これらの最先端技術を活用したマーケティング手法は、まだ実績が少なく、ノウハウも確立されていない領域が多いため、専門的な知見を持つコンサルタントの支援を受けることが効果的な導入と活用につながります。
次世代MarTech活用におけるサービス例
- 生成AIのマーケティング活用
- XR / VR / ARのマーケティング活用
- ニューロマーケティング
マーケティングコンサルタントを選ぶ際のポイント
- 実績豊富な会社に依頼する
- 実践知を持つコンサルタントに依頼する
- 複数社を比較する
実績豊富な会社に依頼する
依頼したい課題について豊富な実績を持つコンサルティング会社を選ぶことが重要です。提案を受ける際に、自社と同じ業界での実績があるか、類似の課題を抱えていた企業に対してどのようなアプローチをとったのかなどを具体的にヒアリングし、そのコンサルティング会社の実績や実力を見極めましょう。
関連する業界や課題に対する深い理解と豊富な経験を持つコンサルタントは、貴社の状況に合わせた効果的なソリューションを提案し、スムーズな導入と運用をサポートしてくれるでしょう。また、過去の成功事例から得られたベストプラクティスやノウハウを活用することで、高い成果を期待できます。

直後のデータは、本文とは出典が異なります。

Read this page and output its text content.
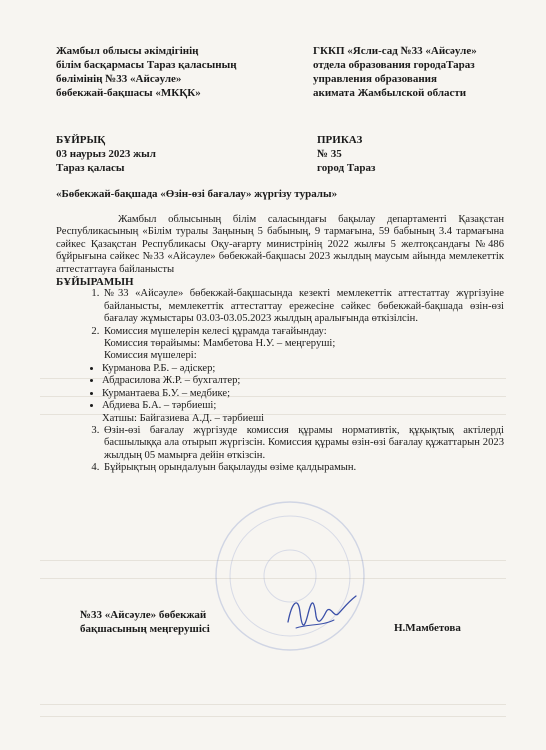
Жамбыл облысы әкімдігінің
білім басқармасы Тараз қаласының
бөлімінің №33 «Айсәуле»
бөбекжай-бақшасы «МКҚК»
ГККП «Ясли-сад №33 «Айсәуле»
отдела образования городаТараз
управления образования
акимата Жамбылской области
БҰЙРЫҚ
03 наурыз 2023 жыл
Тараз қаласы
ПРИКАЗ
№ 35
город Тараз
«Бөбекжай-бақшада «Өзін-өзі бағалау» жүргізу туралы»

Жамбыл облысының білім саласындағы бақылау департаменті Қазақстан Республикасының «Білім туралы Заңының 5 бабының, 9 тармағына, 59 бабының 3.4 тармағына сәйкес Қазақстан Республикасы Оқу-ағарту министрінің 2022 жылғы 5 желтоқсандағы №486 бұйрығына сәйкес №33 «Айсәуле» бөбекжай-бақшасы 2023 жылдың маусым айында мемлекеттік аттестаттауға байланысты

БҰЙЫРАМЫН

1. №33 «Айсәуле» бөбекжай-бақшасында кезекті мемлекеттік аттестаттау жүргізуіне байланысты, мемлекеттік аттестаттау ережесіне сәйкес бөбекжай-бақшада өзін-өзі бағалау жұмыстары 03.03-03.05.2023 жылдың аралығында өткізілсін.
2. Комиссия мүшелерін келесі құрамда тағайындау:
Комиссия төрайымы: Мамбетова Н.У. – меңгеруші;
Комиссия мүшелері:
• Курманова Р.Б. – әдіскер;
• Абдрасилова Ж.Р. – бухгалтер;
• Курмантаева Б.У. – медбике;
• Абдиева Б.А. – тәрбиеші;
Хатшы: Байгазиева А.Д. – тәрбиеші
3. Өзін-өзі бағалау жүргізуде комиссия құрамы нормативтік, құқықтық актілерді басшылыққа ала отырып жүргізсін. Комиссия құрамы өзін-өзі бағалау құжаттарын 2023 жылдың 05 мамырға дейін өткізсін.
4. Бұйрықтың орындалуын бақылауды өзіме қалдырамын.
№33 «Айсәуле» бөбекжай
бақшасының меңгерушісі	Н.Мамбетова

実績を確認する際には、単に案件数だけでなく、課題解決の質や顧客満足度なども考慮することが大切です。
実践知を持つコンサルタントに依頼する
コンサルタントが理論や知識だけでなく、実際にマーケティングに取り組んで成果を出した経験があるか、実務経験に基づく知見を持っているかを確認することが重要です。マーケティングは実践が非常に重要な分野であるため、実践知を持つコンサルタントに支援してもらうことが大切です。
実践知を持つコンサルタントは、理論的な知識だけでなく、実際の現場で通用する戦略や施策を提案してくれます。また、課題に対する深い理解と実践的なアプローチにより、スムーズな導入と運用をサポートし、目に見える成果を導いてくれるでしょう。

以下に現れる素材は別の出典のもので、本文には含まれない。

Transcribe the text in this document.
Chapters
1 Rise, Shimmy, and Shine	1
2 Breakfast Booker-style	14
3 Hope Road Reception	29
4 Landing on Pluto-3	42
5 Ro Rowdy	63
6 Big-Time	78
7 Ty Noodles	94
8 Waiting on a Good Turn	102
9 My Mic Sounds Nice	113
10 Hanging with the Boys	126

コンサルタントの実践知を確認する際には、過去の案件での具体的な役割や貢献、成果などについて詳しく聞くことが有効です。また、コンサルタント自身がマーケティング関連の実務経験を持っているかどうかも重要なポイントです。
実践知豊富なコンサルタントは、机上の空論ではなく、貴社の状況に合わせた現実的かつ効果的なソリューションを提供してくれるはずです。理論と実践のバランスが取れたコンサルタントを選ぶことで、マーケティング活動の成果を最大化することができるでしょう。
複数社を比較する
複数のマーケティングコンサルティング会社に提案を依頼し、比較検討することをおすすめします。各社によって、提案のアプローチや仮説、ソリューションに違いがあるはずです。その違いを分析することで、各社の強みや担当コンサルタントの実力を見極めることができます。
複数社を比較する際には、以下の点に注目しましょう:
- 課題に対する理解度と仮説の質
- 提案されたソリューションの具体性と実現可能性
- 提案内容の独自性と革新性
- コンサルタントの専門性と実践知
- プロジェクトの進め方と体制
- 費用対効果と ROI(投資収益率)
また、提案書だけでなく、直接コンサルタントと話す機会を設けることも重要です。実際に会って話をすることで、コンサルタントの人柄やコミュニケーション能力、貴社との相性などを確認できます。